ハーベスモニター4の合板はおそらく6面とも同じと思われます。一セットしかないのでバラしてみることができませんが、まず間違いないでしょう。

スピーカエンジニアによれば、この合板は恐らくスピーカ専用品だろうということです。ソニーの場合も合板をスピーカ工場で自前で作っていたりしますが、音を支配する要素なので、結構気をつかっています。

ハーベスのものはハーウッドがBBCモニターを設計したときに作ったバーウッド仕様でしょう。恐らくこの板厚の音が好きで、同じ板を6面全部に使ったのだと思います。


・フロントバフルは鳴っても構わない

欧州にはフロントバフルやユニットは動いても構わないという考えがあります。動いても歪むわけではないので、音調さえ整えてあれば構わないという考えです。
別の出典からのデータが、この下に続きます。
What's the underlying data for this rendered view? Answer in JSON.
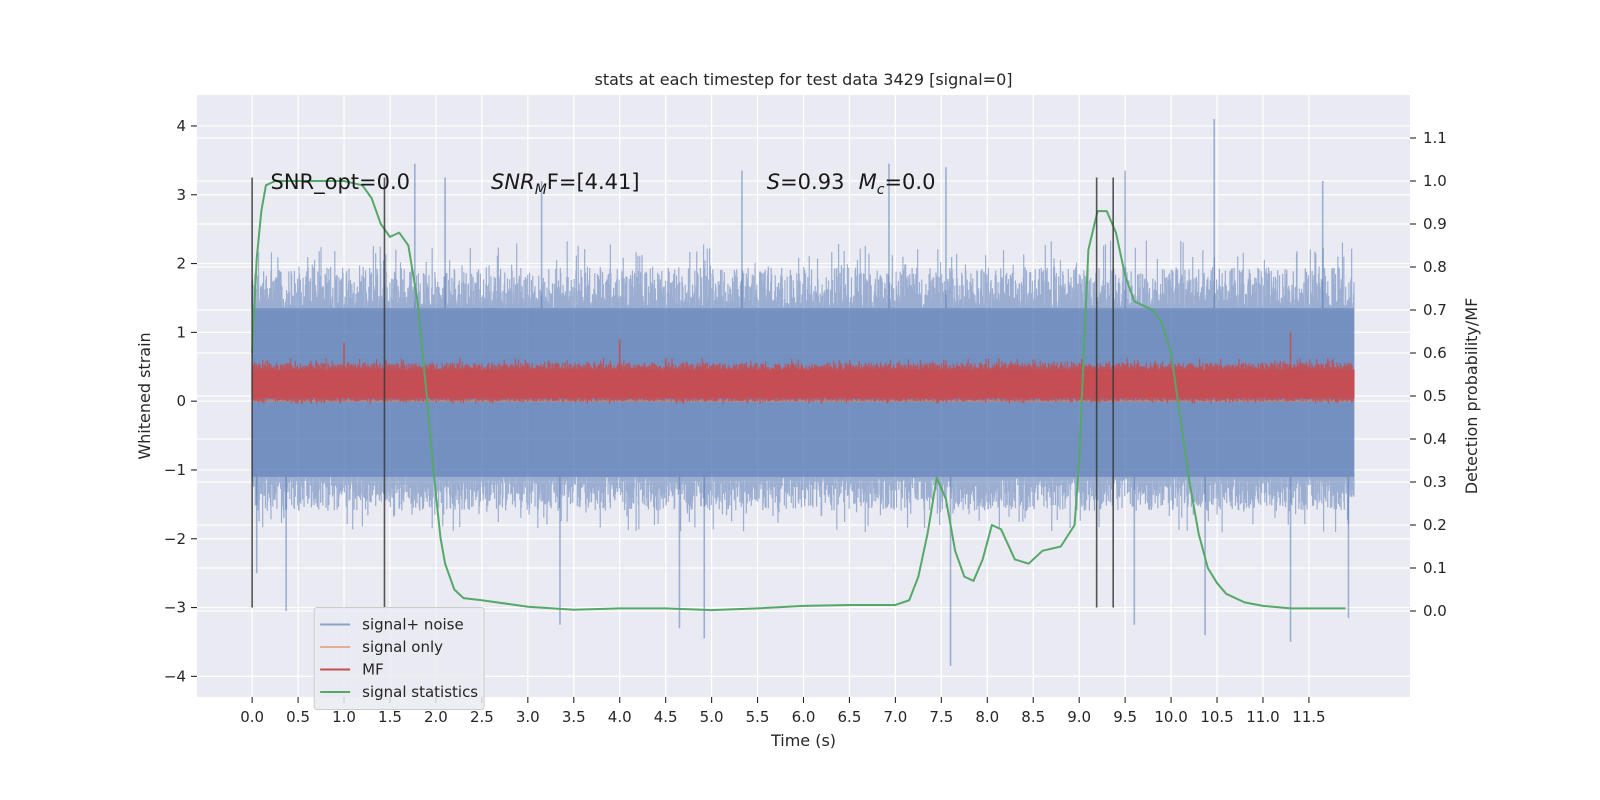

日本では「フロントバフルはユニットのメカニカルアースでなければならない」という信仰があります。だれが流布したか知りませんが、もちろんそういう設計もあってよいと思いますが、それ以外を否定するのはまちがいです。

欧州ではユニットをゴムで止めものがあります。かないまるが会社で使っているB&W 801 MTX-S3は、ウーファをゴムブッシュを介してバフルに取り付けていて、ウーファのフレームはコーン紙の動きの反作用で常に動いています。

15年ほど前に欧州で大ヒットしたタンノイの低価格モデルもバフルは非常に弱くできていましたが、もすごくいい音がしました。

なぜか。

それはガチっと止めると、スピーカユニットのフレームの振動がバフルで反射して硬い音を作るからです。サスペンションのない車に乗りたいですか。ガチガチでいやでしょう。

もちろん圧倒的なマスと剛性で箱を造り、ユニットもガッチリしたフレームで造り、スピード感溢れる低音を出すものもあります。

しかしフレームをあまり丈夫にしないで、全体を柔構造にしても、作用・反作用で発生する振幅の周波数特性がチューニングされていれば、それでも全く構わないという考え方があるということは知っていた方がいいでしょう。

基本的に日本では、オピニオンリーダ達が頑丈・メカニカルアース信仰に偏っていたと思います (アンプ、プレーヤもしかりです)。なのでユーザも柔構造を一般に啓蒙されていないので受け付けない。設計する人間も、低価格の強度の低いモデルが、高額モデルよりよい柔構造であるがゆえに、むしろよい音を出すこともあるということに気付かない。

これは困ったもので、日本のオーディオ界はもう少し柔構造の良さを勉強したほうがいいと思います。ただし柔構造アンプを仕上げるには、ものすごいバランス感覚が要りますが。

スピーカを鳴らすのもそうです。柔構造スピーカはバフルが振動します。最低スパイクを使って床との接触を点接触にする必要があります。会社のB&Wは、同社指定のサウンドアンカという柔構造スパイクラックのうえに乗っています。

かないまるはハーベスを指定ラックに載せて使っています。



どうですか。足がすごく華奢でしょう。こさを丈夫な台に変えると恐ろしいことになります。ハーベスの良さが全く出なくなるんです。

柔構造は、柔らかく深みのある音を得るよい方法ですが、使い方は実は設計は簡単ではないと思います。